Sur les terres humides du Morbihan, la ferme biologique de Trévero illustre un engagement fort : placer le respect de l’humain avant tout. Fondée en 2007 à Sérent, cette exploitation de 80 hectares a tissé, pas à pas, un réseau solidaire autour d’une agriculture durable à taille humaine.
Portée par les associés Régis Durand et Benjamin Frézel, l’exploitation a recruté huit salariés en CDI en sept ans, convaincue que garantir un statut stable est le premier acte d’une agriculture bio responsable.
L’article en bref
La ferme de Trévero à Sérent fait de la protection des salariés et du lien social ses priorités, tout en prônant une écologie de terrain.
- Salariat sécurisé : 8 emplois stables créés en CDI depuis 7 ans
- Élevage plein air : animaux libres sur 80 hectares pour meilleure santé
- Agroécologie de terrain : haies bocagères, rotations et gestion économe de l’eau
- Transmission ouverte : stages, ateliers et intégration dans la communauté locale
Ce modèle illustre que l’écologie et le respect de l’humain nourrissent une production locale pérenne.

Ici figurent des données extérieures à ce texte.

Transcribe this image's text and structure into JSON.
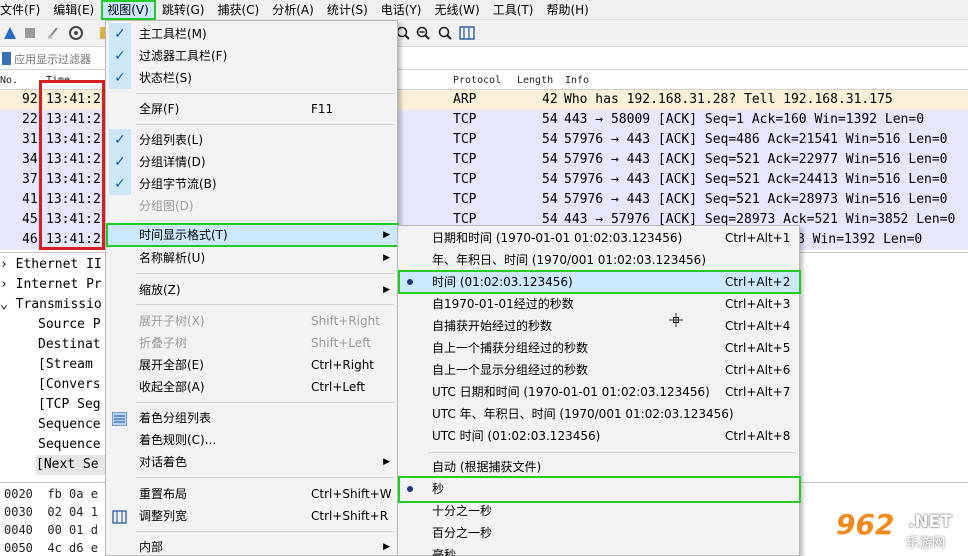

Un modèle humain pour une agriculture bio durable en Bretagne
Au cœur du bocage morbihannais, la ferme biologique de Trévero fait dialoguer prairies, cultures et élevage en plein air. En dépit des records de pluie qui marquent 2026, chaque matin débute par une ultime gorgée de café avant d’enfiler bottes et cirés.
Les vaches, porcs et volailles évoluent librement sur les parcelles, tandis que les haies bocagères offrent à la fois abri au gibier et brise-vent pour un sol préservé. Cette approche agroécologique rencontre les principes d’agriculture durable détaillés sur Agriculture en Bretagne et culture bio.

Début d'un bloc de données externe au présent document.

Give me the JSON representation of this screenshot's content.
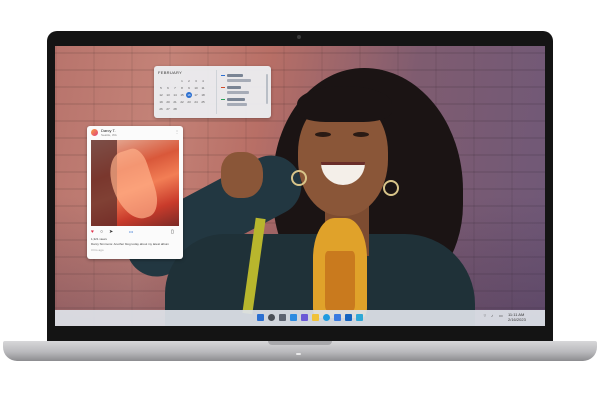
{
  "device": {
    "type": "laptop"
  },
  "desktop": {
    "calendar_widget": {
      "month_label": "FEBRUARY",
      "days": [
        "1",
        "2",
        "3",
        "4",
        "5",
        "6",
        "7",
        "8",
        "9",
        "10",
        "11",
        "12",
        "13",
        "14",
        "15",
        "16",
        "17",
        "18",
        "19",
        "20",
        "21",
        "22",
        "23",
        "24",
        "25",
        "26",
        "27",
        "28"
      ],
      "selected_day": "16"
    },
    "social_widget": {
      "account_name": "Darcy T.",
      "account_sub": "Seattle, WA",
      "liked_by": "1,321 views",
      "caption": "Darcy Simmons: Another blog today about my latest album",
      "timestamp": "3 hrs ago"
    },
    "taskbar": {
      "clock_time": "11:11 AM",
      "clock_date": "2/16/2023",
      "icons": [
        "start-icon",
        "search-icon",
        "task-view-icon",
        "widgets-icon",
        "chat-icon",
        "file-explorer-icon",
        "edge-icon",
        "store-icon",
        "mail-icon",
        "photos-icon"
      ]
    }
  },
  "colors": {
    "accent": "#2b6fd1",
    "taskbar": "#dee2e8",
    "chassis": "#c6c6c9"
  }
}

Sur la ferme, on salue parfois « demat deoc’h », comme le faisait, selon la tradition locale, la grand-mère d’un membre de l’équipe. Un clin d’œil à la transmission culturelle tout aussi essentiel que le travail du sol.
Garantir le salariat pour renforcer la cohésion de la communauté
Depuis 2007, huit personnes ont été recrutées en CDI, portant l’équipe à dix salariés, dont deux associés. Chaque contrat signé est un gage de stabilité face aux aléas climatiques et économiques.
Au-delà du simple emploi, des formations internes et l’accueil de stagiaires permettent la circulation des savoir-faire, dans l’esprit des festoù-noz où chacun apporte sa note au collectif. Ce maillage social fait vibrer la communauté locale.
Cette démarche humaine tisse durablement des liens entre l’exploitation et son environnement, faisant de la solidarité le premier rempart contre la précarité.
Agroécologie et production locale : l’équilibre retrouvé
- Diversification des cultures : rotations de céréales et légumes pour nourrir sol et bétail.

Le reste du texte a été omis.